The US Air Force is finally starting to publicly embrace its 'spooky' roots. Early in January, the chief software officer for the Air Force announced the designation of Hangar 18 as a Department of the Air Force software factory. For those unacquainted, Hangar 18 is/was an alleged receiving station for UFO material located inside Wright-Patterson Air Force Base in the State of Ohio. Lore has it, the wreckage of the Roswell crash - among other famous recovered E.T. craft - passed through the steel gates of the hangar before being stored deep in the underground vaults of the now-(in)famous base.

In what can be considered a sort of cultural shift, or maybe a nod in the direction of UFO aficionados, the Hangar 18 collaboration decided to appropriate the iconic name - if not the actual hangar itself - for its own software endeavors. The brainchild of a group of information scientists, Hangar 18 is tasked with the development, storing, and streamlining of digital data currently strewn across various defense networks with the goal of facilitating a more synergistic approach to software sharing, integration, and engineering.
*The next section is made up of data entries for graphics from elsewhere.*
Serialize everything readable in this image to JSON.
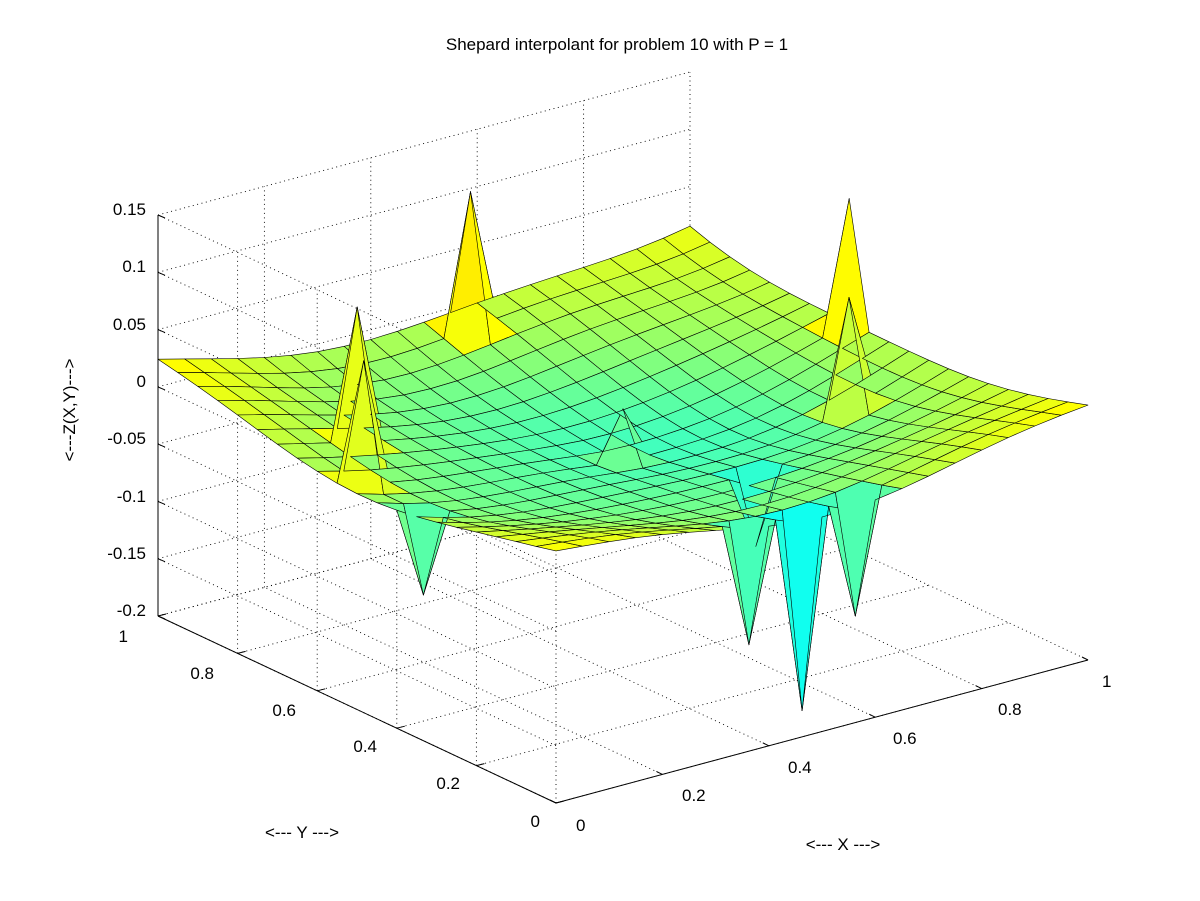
{
  "chart_data": {
    "type": "surface3d",
    "title": "Shepard interpolant for problem 10 with P = 1",
    "xlabel": "<--- X --->",
    "ylabel": "<--- Y --->",
    "zlabel": "<---Z(X,Y)--->",
    "xlim": [
      0,
      1
    ],
    "ylim": [
      0,
      1
    ],
    "zlim": [
      -0.2,
      0.15
    ],
    "x_ticks": [
      "0",
      "0.2",
      "0.4",
      "0.6",
      "0.8",
      "1"
    ],
    "y_ticks": [
      "0",
      "0.2",
      "0.4",
      "0.6",
      "0.8",
      "1"
    ],
    "z_ticks": [
      "-0.2",
      "-0.15",
      "-0.1",
      "-0.05",
      "0",
      "0.05",
      "0.1",
      "0.15"
    ],
    "grid": true,
    "colormap": "jet",
    "color_limits": [
      -0.2,
      0.15
    ],
    "grid_size": 21,
    "rim_value": 0.02,
    "center_value": -0.05,
    "features": [
      {
        "x": 0.55,
        "y": 0.95,
        "z": 0.11
      },
      {
        "x": 0.15,
        "y": 0.7,
        "z": 0.1
      },
      {
        "x": 1.0,
        "y": 0.6,
        "z": 0.105
      },
      {
        "x": 0.5,
        "y": 0.5,
        "z": 0.0
      },
      {
        "x": 0.85,
        "y": 0.4,
        "z": 0.07
      },
      {
        "x": 0.5,
        "y": 0.05,
        "z": -0.19
      },
      {
        "x": 0.4,
        "y": 0.05,
        "z": -0.12
      },
      {
        "x": 0.6,
        "y": 0.05,
        "z": -0.12
      },
      {
        "x": 0.05,
        "y": 0.4,
        "z": -0.09
      },
      {
        "x": 0.6,
        "y": 0.3,
        "z": -0.1
      },
      {
        "x": 0.05,
        "y": 0.55,
        "z": 0.09
      }
    ]
  }
}
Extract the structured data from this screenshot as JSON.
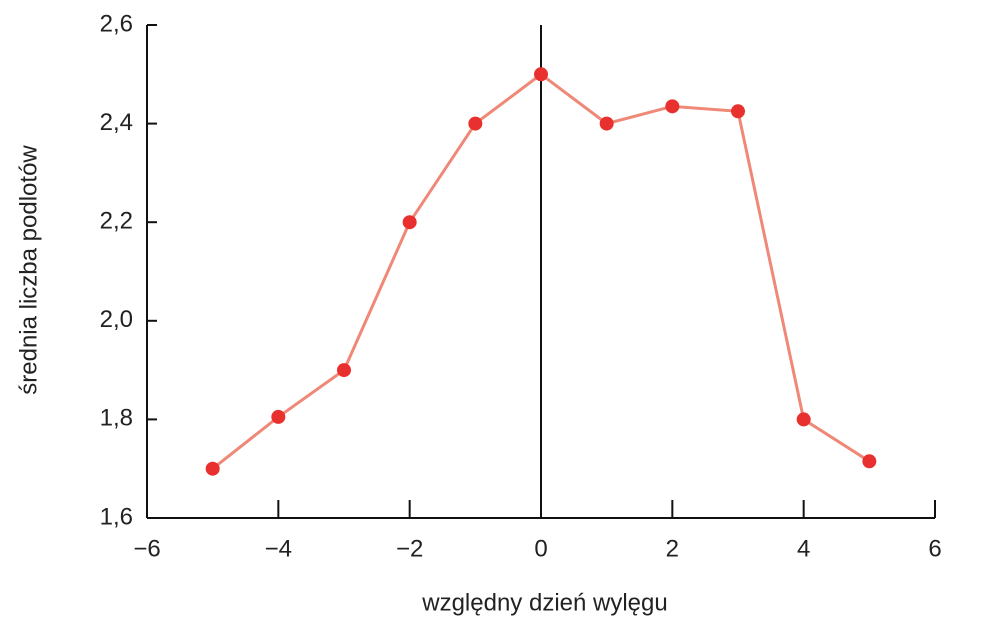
{
  "chart_data": {
    "type": "line",
    "x_label": "względny dzień wylęgu",
    "y_label": "średnia liczba podlotów",
    "x": [
      -5,
      -4,
      -3,
      -2,
      -1,
      0,
      1,
      2,
      3,
      4,
      5
    ],
    "series": [
      {
        "color": "#f08878",
        "marker_color": "#e8302e",
        "values": [
          1.7,
          1.805,
          1.9,
          2.2,
          2.4,
          2.5,
          2.4,
          2.435,
          2.425,
          1.8,
          1.715
        ]
      }
    ],
    "xlim": [
      -6,
      6
    ],
    "xticks": [
      {
        "value": -6,
        "label": "−6"
      },
      {
        "value": -4,
        "label": "−4"
      },
      {
        "value": -2,
        "label": "−2"
      },
      0,
      2,
      4,
      6
    ],
    "ylim": [
      1.6,
      2.6
    ],
    "yticks": [
      {
        "value": 1.6,
        "label": "1,6"
      },
      {
        "value": 1.8,
        "label": "1,8"
      },
      {
        "value": 2.0,
        "label": "2,0"
      },
      {
        "value": 2.2,
        "label": "2,2"
      },
      {
        "value": 2.4,
        "label": "2,4"
      },
      {
        "value": 2.6,
        "label": "2,6"
      }
    ],
    "grid": false
  }
}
Although the Air Force's software ecosystem already possessed a hub of information networks peppered throughout various military bases, the emerging group felt that Wright-Patterson AFB was underrepresented despite being one of the top science and technology research facilities in the country. Most interesting of all, is the fact that the cooperation chose a flying saucer to be part of their logo; a detail that no doubt will have conspiracy fans wondering whether the Air Force is hiding something in plain sight.